The model is governed by a restrictive proprietary license. While the terms for API usage and commercial pricing ($0.75/M input, $4.50/M output) are clearly stated, the underlying weights and code are not accessible. The license is subject to OpenAI's standard Terms of Service, which can change without notice, and provides no transparency for derivative works or offline use.

Hardware Footprint

2.0 / 10

As a closed-source API model, there is no documentation on the VRAM or hardware requirements for local deployment. OpenAI provides latency and throughput metrics (e.g., ~180-190 tokens/sec), but these are service-side performance figures rather than hardware footprint data.
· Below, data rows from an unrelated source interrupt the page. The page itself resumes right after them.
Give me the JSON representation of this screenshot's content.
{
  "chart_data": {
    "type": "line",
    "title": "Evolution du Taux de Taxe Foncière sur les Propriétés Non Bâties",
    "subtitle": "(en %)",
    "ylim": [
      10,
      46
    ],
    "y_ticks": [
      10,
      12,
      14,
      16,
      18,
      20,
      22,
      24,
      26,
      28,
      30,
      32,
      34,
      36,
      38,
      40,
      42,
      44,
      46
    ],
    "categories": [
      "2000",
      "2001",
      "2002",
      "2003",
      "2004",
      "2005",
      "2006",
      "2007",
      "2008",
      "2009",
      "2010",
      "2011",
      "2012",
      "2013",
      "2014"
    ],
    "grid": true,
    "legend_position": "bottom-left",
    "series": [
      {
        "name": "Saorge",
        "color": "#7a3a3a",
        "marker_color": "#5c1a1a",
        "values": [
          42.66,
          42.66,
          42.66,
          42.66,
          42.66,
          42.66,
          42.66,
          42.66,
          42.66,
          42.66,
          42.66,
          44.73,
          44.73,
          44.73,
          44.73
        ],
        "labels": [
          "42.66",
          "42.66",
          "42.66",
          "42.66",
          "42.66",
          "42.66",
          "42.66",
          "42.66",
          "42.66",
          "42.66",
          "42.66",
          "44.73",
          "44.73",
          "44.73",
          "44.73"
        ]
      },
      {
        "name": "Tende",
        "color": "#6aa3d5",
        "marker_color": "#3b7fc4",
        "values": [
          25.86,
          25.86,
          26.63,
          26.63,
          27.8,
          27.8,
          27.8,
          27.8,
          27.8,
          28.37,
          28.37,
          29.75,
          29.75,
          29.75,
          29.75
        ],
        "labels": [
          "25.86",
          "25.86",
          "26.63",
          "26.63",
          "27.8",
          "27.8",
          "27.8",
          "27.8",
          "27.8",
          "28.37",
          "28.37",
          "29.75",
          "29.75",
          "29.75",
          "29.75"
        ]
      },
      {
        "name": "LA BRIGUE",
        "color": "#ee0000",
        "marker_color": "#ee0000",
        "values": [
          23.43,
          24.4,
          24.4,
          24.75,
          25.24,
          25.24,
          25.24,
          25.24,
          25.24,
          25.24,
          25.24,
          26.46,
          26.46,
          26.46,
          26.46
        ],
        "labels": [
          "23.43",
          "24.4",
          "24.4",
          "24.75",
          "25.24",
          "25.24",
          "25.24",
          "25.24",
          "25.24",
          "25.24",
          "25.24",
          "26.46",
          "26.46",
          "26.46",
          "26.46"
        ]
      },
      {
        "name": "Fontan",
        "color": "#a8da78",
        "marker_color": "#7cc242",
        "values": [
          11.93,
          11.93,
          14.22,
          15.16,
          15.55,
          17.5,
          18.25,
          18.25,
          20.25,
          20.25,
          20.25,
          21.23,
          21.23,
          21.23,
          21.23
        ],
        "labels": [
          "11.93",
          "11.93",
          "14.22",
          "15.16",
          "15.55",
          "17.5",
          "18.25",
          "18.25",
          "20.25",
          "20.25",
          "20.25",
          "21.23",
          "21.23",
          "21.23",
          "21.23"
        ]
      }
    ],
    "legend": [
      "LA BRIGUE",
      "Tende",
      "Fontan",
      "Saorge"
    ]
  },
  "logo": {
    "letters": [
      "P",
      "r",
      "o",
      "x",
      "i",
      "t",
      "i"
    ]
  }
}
There is no guidance on quantization tradeoffs or memory scaling for the 400K context window.

Versioning Drift

5.0 / 10

OpenAI uses semantic-like versioning and provides 'snapshots' to allow developers to lock in specific model versions for consistency. However, the company has a history of 'silent updates' and performance drift that is not always captured in public changelogs. While version history is accessible via the API, the lack of detailed technical changelogs for architectural or weight updates limits transparency.